PORTLAND, Ore.—The U.S. Department of Energy (DoE) has awarded Columbia University $2.8 million in Recovery Act economic stimulus funding to design power converters that efficiently regulate voltage for multi-core processors right on the chip, which could save U.S. data centers billions of kilowatts of energy yearly.
IBM Research and Cornell University will also participate in the program to design on-chip voltage regulator modules using advanced magnetic induction methods.
"What we want to do is bring power onto chips at a higher voltage and down-convert it on the IC itself," said project leader Kenneth Shepard, a professor of electrical engineering at Columbia. "In a multicore processor you are also going to want different cores to operate at different supply voltages. So if you have 128 cores you'll want 128 regulators, which is why we want to do it on the chip."
Voltage regulator modules today are separate chips on the mother board that regulate voltage by working from a reservoir of energy stored in capacitors. The Columbia team, however, thinks that on-chip regulators will work better using inductors as the energy reservoir, which requires magnetic materials to achieve the kind of energy density required.
"To get enough energy density from inductors, you need to employ magnetic materials," said Shepard. "Which is why, for this DoE grant, we needed to bring in materials experts from IBM Research and Cornell University to help us design inductor structures with enough density to provide the energy storage we need with inductors that will fit on an IC."

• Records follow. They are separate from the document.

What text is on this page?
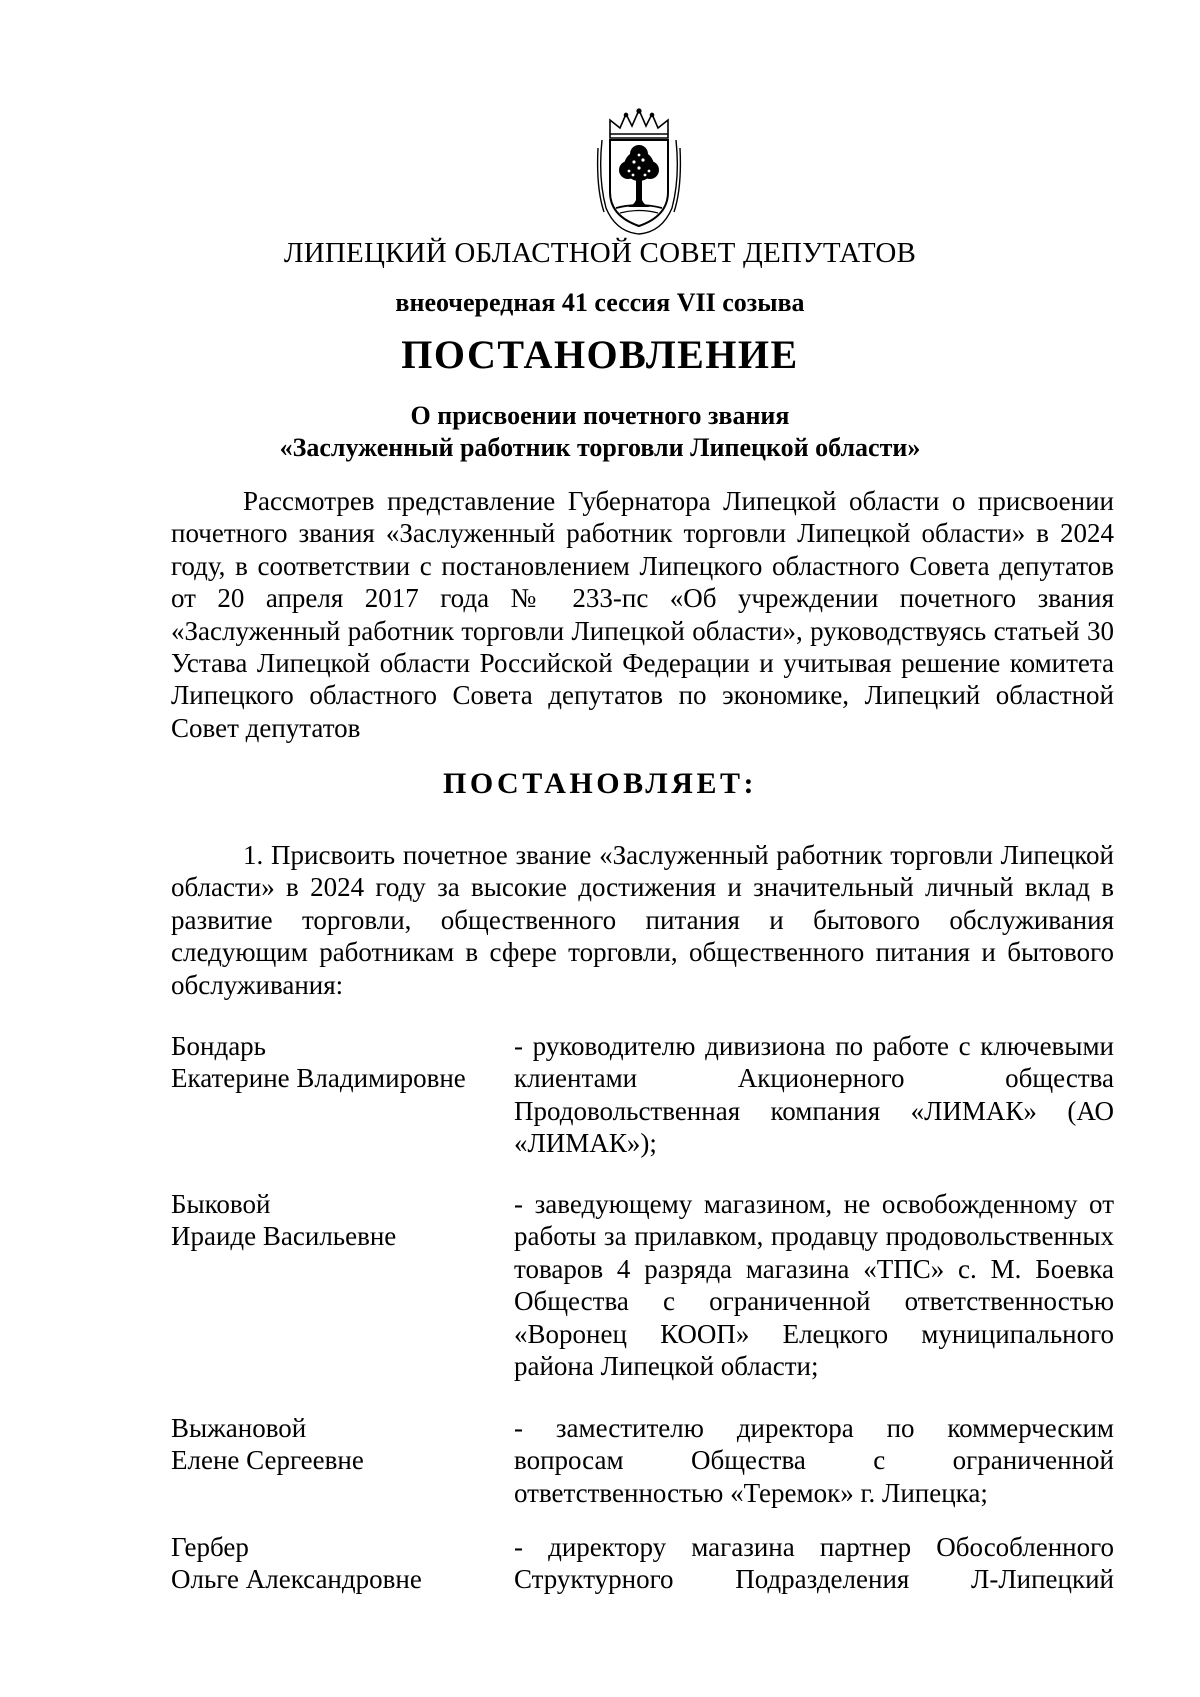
ЛИПЕЦКИЙ ОБЛАСТНОЙ СОВЕТ ДЕПУТАТОВ
внеочередная 41 сессия VII созыва
ПОСТАНОВЛЕНИЕ
О присвоении почетного звания
«Заслуженный работник торговли Липецкой области»

Рассмотрев представление Губернатора Липецкой области о присвоении почетного звания «Заслуженный работник торговли Липецкой области» в 2024 году, в соответствии с постановлением Липецкого областного Совета депутатов от 20 апреля 2017 года № 233-пс «Об учреждении почетного звания «Заслуженный работник торговли Липецкой области», руководствуясь статьей 30 Устава Липецкой области Российской Федерации и учитывая решение комитета Липецкого областного Совета депутатов по экономике, Липецкий областной Совет депутатов

ПОСТАНОВЛЯЕТ:

1. Присвоить почетное звание «Заслуженный работник торговли Липецкой области» в 2024 году за высокие достижения и значительный личный вклад в развитие торговли, общественного питания и бытового обслуживания следующим работникам в сфере торговли, общественного питания и бытового обслуживания:

Бондарь
Екатерине Владимировне
- руководителю дивизиона по работе с ключевыми клиентами Акционерного общества Продовольственная компания «ЛИМАК» (АО «ЛИМАК»);
Быковой
Ираиде Васильевне
- заведующему магазином, не освобожденному от работы за прилавком, продавцу продовольственных товаров 4 разряда магазина «ТПС» с. М. Боевка Общества с ограниченной ответственностью «Воронец КООП» Елецкого муниципального района Липецкой области;
Выжановой
Елене Сергеевне
- заместителю директора по коммерческим вопросам Общества с ограниченной ответственностью «Теремок» г. Липецка;
Гербер
Ольге Александровне
- директору магазина партнер Обособленного Структурного Подразделения Л-Липецкий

The two year program, using $2.5 million in stimulus funding matched by $280,000 from the State of New York, is one of 14 recent DoE grants whose aim is to improve the energy efficiency of communications- and information-technology. The DoE estimates that U.S. data centers consumer more that 50 billion kilowatt-hours per year, enabling on-chip voltage regulator modules to reap billions of kilowatt-hours in energy savings from even from a modest 10 percent increase in efficiency.